The easiest complaint to make is that a movie is too long. When something like "Silent Hill" runs 127 minutes or something like "The Da Vinci Code" clocks in at 150, my brain begins to hurt. Both of those suffered from excessive devotion to source material and both could have made more money in a shorter cut and saved me a lot of mental and gluteal anguish. Not that it mattered to either movie, as they're both hits, but still.
But bad movies aren't only over-long. They're sometimes over-short. With another 15 minutes, maybe "Poseidon" could have developed a single character I didn't want to see drown. With another 15 minutes, maybe "X-Men: The Last Stand" would have actually had the gravity Brett Ratner seems to think it requires.

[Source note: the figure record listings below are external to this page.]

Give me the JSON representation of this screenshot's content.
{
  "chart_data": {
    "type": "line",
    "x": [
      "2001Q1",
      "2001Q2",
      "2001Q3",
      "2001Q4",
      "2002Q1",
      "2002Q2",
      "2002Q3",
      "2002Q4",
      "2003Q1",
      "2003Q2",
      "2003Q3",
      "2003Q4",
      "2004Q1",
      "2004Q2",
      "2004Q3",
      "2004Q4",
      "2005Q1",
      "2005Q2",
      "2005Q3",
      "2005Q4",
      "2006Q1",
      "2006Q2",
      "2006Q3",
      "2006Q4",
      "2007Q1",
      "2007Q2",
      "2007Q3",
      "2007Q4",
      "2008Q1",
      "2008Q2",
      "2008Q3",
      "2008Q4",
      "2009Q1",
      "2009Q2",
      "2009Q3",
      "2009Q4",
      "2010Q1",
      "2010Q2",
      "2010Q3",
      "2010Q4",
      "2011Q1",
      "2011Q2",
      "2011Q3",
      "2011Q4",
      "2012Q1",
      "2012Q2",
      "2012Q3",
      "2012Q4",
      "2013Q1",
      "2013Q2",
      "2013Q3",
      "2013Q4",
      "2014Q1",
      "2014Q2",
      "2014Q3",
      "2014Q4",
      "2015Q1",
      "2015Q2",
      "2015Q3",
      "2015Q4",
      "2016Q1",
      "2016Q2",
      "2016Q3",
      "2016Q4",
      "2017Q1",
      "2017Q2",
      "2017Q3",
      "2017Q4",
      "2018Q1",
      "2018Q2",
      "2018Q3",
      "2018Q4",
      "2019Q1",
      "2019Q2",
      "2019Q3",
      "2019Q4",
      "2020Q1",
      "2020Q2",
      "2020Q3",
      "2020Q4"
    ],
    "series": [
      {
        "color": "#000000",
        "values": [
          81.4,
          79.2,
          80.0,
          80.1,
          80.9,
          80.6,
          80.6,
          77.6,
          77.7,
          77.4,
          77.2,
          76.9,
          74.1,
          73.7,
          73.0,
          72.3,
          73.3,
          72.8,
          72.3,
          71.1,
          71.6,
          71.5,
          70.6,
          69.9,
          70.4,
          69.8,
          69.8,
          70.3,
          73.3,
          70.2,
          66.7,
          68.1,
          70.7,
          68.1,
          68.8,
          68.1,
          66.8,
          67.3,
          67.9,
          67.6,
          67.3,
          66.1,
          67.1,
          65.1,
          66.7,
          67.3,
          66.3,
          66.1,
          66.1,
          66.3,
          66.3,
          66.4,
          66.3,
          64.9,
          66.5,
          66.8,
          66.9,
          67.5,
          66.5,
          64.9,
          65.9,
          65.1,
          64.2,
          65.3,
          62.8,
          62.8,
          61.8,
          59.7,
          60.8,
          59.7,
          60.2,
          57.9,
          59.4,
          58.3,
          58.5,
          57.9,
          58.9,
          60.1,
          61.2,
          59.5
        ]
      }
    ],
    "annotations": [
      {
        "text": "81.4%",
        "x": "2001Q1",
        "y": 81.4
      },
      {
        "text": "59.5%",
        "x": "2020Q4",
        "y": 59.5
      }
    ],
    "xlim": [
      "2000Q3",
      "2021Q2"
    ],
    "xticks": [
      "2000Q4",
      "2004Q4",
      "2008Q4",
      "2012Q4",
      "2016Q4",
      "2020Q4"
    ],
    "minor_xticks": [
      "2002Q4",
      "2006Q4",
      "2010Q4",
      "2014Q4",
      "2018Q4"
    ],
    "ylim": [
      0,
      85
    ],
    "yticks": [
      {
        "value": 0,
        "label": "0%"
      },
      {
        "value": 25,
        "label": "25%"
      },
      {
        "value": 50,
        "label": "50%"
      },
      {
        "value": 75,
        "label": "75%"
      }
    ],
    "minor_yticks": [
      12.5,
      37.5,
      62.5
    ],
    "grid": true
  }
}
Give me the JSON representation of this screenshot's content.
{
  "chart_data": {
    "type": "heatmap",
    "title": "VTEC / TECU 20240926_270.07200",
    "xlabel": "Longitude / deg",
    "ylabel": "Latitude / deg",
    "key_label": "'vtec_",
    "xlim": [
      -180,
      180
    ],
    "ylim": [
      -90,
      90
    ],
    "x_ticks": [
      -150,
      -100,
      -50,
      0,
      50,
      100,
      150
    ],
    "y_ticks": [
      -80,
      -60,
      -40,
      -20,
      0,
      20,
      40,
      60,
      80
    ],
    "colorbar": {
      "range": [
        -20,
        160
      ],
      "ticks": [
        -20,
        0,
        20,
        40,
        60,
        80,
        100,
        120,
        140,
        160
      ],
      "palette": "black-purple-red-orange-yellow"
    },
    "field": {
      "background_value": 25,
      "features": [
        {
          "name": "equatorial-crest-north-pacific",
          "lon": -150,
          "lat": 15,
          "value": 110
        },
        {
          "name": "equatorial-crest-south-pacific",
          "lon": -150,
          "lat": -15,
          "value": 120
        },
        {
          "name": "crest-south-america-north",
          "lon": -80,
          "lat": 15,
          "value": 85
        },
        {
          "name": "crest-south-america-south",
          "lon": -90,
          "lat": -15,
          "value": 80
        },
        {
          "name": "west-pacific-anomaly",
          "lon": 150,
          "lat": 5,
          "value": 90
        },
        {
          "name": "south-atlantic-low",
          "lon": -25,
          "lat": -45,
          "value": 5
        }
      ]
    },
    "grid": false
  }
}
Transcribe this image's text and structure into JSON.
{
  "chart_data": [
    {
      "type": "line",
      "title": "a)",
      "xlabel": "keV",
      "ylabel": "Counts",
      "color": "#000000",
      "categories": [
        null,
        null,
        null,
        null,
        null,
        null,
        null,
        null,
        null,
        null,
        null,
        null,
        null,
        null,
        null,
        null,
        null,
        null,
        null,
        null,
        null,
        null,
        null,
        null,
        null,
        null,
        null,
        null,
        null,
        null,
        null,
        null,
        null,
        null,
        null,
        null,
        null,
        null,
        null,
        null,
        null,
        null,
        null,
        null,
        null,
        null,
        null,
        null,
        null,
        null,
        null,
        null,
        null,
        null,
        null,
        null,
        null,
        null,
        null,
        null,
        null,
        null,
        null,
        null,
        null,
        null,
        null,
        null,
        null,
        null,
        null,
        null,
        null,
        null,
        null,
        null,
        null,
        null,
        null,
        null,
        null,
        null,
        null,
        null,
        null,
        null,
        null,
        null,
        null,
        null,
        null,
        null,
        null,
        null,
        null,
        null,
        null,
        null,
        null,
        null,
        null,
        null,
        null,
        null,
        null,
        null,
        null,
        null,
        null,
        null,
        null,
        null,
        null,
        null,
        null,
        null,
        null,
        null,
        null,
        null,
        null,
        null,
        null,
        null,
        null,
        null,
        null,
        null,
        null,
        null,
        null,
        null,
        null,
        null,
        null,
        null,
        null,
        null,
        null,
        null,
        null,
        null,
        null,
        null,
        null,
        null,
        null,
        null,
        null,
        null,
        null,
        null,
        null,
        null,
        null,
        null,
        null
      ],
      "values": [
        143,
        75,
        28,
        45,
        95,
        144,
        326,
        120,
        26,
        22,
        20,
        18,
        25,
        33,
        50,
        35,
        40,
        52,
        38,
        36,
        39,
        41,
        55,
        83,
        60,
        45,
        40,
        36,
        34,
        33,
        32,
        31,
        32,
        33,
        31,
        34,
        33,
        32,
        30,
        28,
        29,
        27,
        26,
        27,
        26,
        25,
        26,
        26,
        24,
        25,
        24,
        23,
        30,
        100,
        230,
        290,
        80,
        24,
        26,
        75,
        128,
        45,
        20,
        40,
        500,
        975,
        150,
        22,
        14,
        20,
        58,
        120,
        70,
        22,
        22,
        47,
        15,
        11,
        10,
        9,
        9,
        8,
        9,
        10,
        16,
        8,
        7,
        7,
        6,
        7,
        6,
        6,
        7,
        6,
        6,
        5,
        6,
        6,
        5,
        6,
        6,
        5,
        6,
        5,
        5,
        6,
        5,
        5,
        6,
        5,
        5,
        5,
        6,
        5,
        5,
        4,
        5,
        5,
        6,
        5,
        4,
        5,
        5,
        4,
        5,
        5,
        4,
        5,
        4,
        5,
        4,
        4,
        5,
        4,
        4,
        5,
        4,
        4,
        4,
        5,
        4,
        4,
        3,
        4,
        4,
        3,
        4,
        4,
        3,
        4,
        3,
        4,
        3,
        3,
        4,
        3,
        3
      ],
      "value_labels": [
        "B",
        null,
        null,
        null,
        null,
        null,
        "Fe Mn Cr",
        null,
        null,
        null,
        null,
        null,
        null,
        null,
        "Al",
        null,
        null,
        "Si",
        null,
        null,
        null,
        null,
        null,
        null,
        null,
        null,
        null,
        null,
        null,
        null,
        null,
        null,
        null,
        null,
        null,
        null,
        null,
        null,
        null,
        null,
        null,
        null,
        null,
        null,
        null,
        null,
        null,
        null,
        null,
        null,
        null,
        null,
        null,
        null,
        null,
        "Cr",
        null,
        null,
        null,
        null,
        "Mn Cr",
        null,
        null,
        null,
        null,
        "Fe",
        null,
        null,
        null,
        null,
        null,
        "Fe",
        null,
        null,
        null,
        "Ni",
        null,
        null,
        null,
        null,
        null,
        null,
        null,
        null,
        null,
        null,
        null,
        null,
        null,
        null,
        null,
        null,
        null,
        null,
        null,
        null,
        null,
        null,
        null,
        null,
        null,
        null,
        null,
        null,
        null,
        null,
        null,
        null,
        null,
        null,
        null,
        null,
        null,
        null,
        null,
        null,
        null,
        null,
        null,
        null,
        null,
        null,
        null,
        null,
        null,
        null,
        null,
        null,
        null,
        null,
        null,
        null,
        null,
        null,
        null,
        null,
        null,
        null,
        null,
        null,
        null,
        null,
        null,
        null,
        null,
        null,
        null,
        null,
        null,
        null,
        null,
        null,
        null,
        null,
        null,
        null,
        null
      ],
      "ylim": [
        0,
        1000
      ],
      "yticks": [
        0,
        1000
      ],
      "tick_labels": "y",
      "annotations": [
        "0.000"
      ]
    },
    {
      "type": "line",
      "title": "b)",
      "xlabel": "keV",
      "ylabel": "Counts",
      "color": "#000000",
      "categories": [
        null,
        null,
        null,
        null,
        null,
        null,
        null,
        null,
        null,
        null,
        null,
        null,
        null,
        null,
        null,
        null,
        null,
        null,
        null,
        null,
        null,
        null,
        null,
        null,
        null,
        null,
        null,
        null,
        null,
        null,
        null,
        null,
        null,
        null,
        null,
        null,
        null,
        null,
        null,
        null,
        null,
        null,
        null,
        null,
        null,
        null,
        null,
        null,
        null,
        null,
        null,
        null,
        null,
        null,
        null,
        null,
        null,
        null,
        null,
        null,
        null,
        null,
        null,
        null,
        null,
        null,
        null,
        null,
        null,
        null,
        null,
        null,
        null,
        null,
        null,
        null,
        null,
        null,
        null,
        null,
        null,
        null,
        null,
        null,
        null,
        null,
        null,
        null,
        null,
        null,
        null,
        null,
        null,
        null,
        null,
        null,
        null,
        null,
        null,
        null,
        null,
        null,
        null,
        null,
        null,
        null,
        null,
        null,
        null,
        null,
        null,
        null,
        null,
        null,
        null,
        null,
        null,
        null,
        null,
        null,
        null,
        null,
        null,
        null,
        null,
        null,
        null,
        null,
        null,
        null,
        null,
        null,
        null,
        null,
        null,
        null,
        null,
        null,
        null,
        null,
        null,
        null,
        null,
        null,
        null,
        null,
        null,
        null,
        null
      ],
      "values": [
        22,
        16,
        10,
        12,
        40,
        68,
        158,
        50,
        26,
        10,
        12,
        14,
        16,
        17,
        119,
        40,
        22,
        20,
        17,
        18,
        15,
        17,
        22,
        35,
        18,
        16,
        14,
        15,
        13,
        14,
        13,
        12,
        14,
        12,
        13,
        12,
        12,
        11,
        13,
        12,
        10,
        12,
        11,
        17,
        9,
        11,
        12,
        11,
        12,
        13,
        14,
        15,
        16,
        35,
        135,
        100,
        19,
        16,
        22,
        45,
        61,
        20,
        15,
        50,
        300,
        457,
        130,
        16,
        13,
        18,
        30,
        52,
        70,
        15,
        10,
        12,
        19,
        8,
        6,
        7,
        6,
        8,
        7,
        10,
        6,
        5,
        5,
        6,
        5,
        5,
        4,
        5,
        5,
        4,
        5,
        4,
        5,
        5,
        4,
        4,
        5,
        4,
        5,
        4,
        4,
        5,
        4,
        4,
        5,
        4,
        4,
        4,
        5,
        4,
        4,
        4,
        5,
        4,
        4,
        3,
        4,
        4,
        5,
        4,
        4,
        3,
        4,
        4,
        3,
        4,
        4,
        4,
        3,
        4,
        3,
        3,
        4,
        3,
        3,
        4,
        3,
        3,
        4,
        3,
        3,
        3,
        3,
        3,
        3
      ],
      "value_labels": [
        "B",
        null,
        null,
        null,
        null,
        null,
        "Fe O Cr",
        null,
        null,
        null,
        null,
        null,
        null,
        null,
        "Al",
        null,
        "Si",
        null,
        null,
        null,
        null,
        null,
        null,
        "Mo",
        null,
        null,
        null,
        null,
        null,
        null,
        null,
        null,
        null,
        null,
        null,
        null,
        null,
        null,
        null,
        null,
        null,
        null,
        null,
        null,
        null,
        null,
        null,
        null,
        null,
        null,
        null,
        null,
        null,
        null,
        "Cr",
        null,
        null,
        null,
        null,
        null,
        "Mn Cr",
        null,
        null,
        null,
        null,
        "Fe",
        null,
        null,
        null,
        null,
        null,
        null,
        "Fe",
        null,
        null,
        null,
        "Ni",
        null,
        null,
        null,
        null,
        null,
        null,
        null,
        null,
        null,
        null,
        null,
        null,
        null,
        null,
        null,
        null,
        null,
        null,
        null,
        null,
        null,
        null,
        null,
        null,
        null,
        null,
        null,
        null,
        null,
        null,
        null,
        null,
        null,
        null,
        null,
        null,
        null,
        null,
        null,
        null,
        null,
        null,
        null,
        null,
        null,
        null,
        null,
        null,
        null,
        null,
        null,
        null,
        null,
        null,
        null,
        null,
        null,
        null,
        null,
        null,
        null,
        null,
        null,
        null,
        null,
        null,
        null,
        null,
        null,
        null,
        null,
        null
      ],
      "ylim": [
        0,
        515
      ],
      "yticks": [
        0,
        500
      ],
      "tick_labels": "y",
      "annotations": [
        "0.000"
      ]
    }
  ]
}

And I don't even know who to blame. Studios often chop films to bits and given how awful the limited dialogue in, say, "Poseidon," was, I can understand why the filmmakers would just decide to cut out all signs of humanity amidst the effects.
I got to thinking of the fact that movies are never the right length over the last week after watching non-theatrical cuts of "Kingdom of Heaven" and "King Kong" under very different conditions.
New on DVD, the "Kingdom of Heaven: Director's Cut" isn't a masterpiece, as some are suggesting. It is, however, somewhat closer to the intellectually complicated epic Ridley Scott thought he was making before it was trimmed from 191 minutes to 145 minutes for the theatrical cut, which disappointed both audiences and critics. Despite the addition of those 45 minutes -- the biggest change is the out-of-nowhere son for Eva Green's Sybilla character, which transforms that character from a pouty cypher into a complicated woman and transforms the future Bond Girl's performance from flat to nuanced -- the new "Kingdom of Heaven" seems to move much faster than the original cut. Perhaps what made the first version drag was the gaps in logic caused by studio-mandated trims. The movie cannot stand as a full success because star Orlando Bloom plays his character as a brooding pill from start to finish, never finding a second's shading. However, I'm 99 percent convinced that had 20th Century Fox relented and let Scott release his own cut in December instead of dropping the truncated cut in May (as visions of "Gladiator" danced through their heads), "Kingdom of Heaven" would have been a strong Oscar contender, a lock for a number of technical nominations and a very possible Best Picture nominee. See, there's an example of a film that needed to be 45 minutes longer.
On the other hand, I watched "King Kong" on the airplane the other day coming back from Charlotte (I needed something to do since Ron Jeremy wasn't around to provide distraction) largely because I'd heard that the version they were showing was roughly 130 minutes, or an hour shorter than Peter Jackson's bloated theatrical cut. I'm not going to say something stupid like, "The version of 'King Kong' I saw on the airplane was better than Peter Jackson's version," but it was sure the right length. Suddenly, it takes only 30 minutes to get to Skull Island and only 45 minutes for Kong to make his first appearance, suggesting that the first act of the movie was trimmed by nearly 25 minutes. I missed a few of Jackson's in-jokes and loving details, but suddenly the movie's length no long felt out of proportion to the subject matter. It no longer felt like a movie made by a director too powerful to be reasoned with. I don't know who actually edited the USAir cut, which felt a bit sloppy and hacked to bits, but Jackson and his actual editor could stand to look at this shorter take and see if they could do their own 130 minute cut. It would make a nice bonus feature whenever "Kong" next comes out on DVD.
Has anybody else caught the airplane "Kong"? Or watched Scott's new "Kingdom of Heaven"?